Simplicity exists in many aspects of FENipulator. Aside from the aforementioned lack of a database, FENipulator also makes zero use of Javascript. There are no images, pieces are all represented by text. If one wanted, one could use images for pieces and spaces, as all of that is defined in CSS. Every space is a span, every piece is an :after pseudo-element attached to that span. For users who like their board flipped, a setting for this is possible using vendor-specific CSS transforms. Thus, flipping is not available on IE or older browsers, but for users of modern browsers, the possibility is there.

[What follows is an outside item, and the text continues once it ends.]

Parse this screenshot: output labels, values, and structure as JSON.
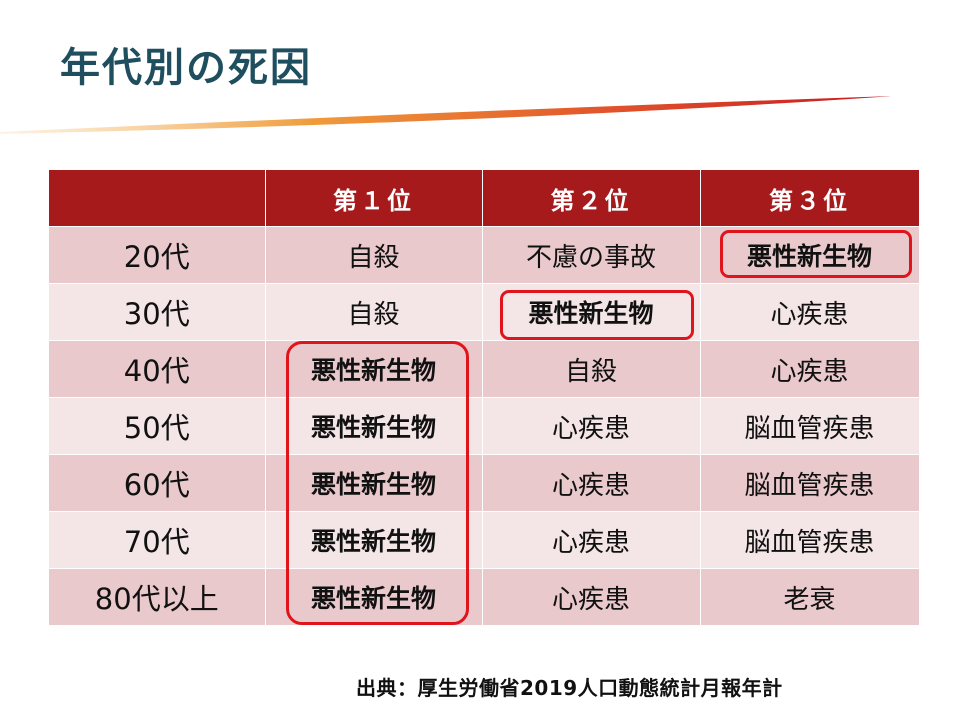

Update: Version 1.4 has all the short-term improvements taken care of except figuring out how I’m going to license the thing (see footnote). I got a bit carried away. Anyway, without going into the full changelog, here’s what has happened since v0.9: pawn promotion (to queen only); en passant (works on board and is recorded in FEN); POST is now used for sending move to/from data instead of GET, this meant switching the spaces from <a> to <button>; some classes added to CSS, making board-flipping easier and more things possible with board display (active state now exists after a move, showing to and from); board state URLs go through urlencode(), so everything validates now; and finally, no spaces are ‘live’ after a move has been made — the user must either choose to send the link or reset the board (the earlier behavior where the user could essentially change their move was unintentional and unpredictable). Anyway, read the footnote about licensing, then download it here, or just play.

As I have not yet determined how to license FENipulator, currently all rights are reserved. This will change soon, I promise. Also, know that while I have tested it, and it should not be able to cause any damage, I assume no liability or responsibility for its installation and/or use.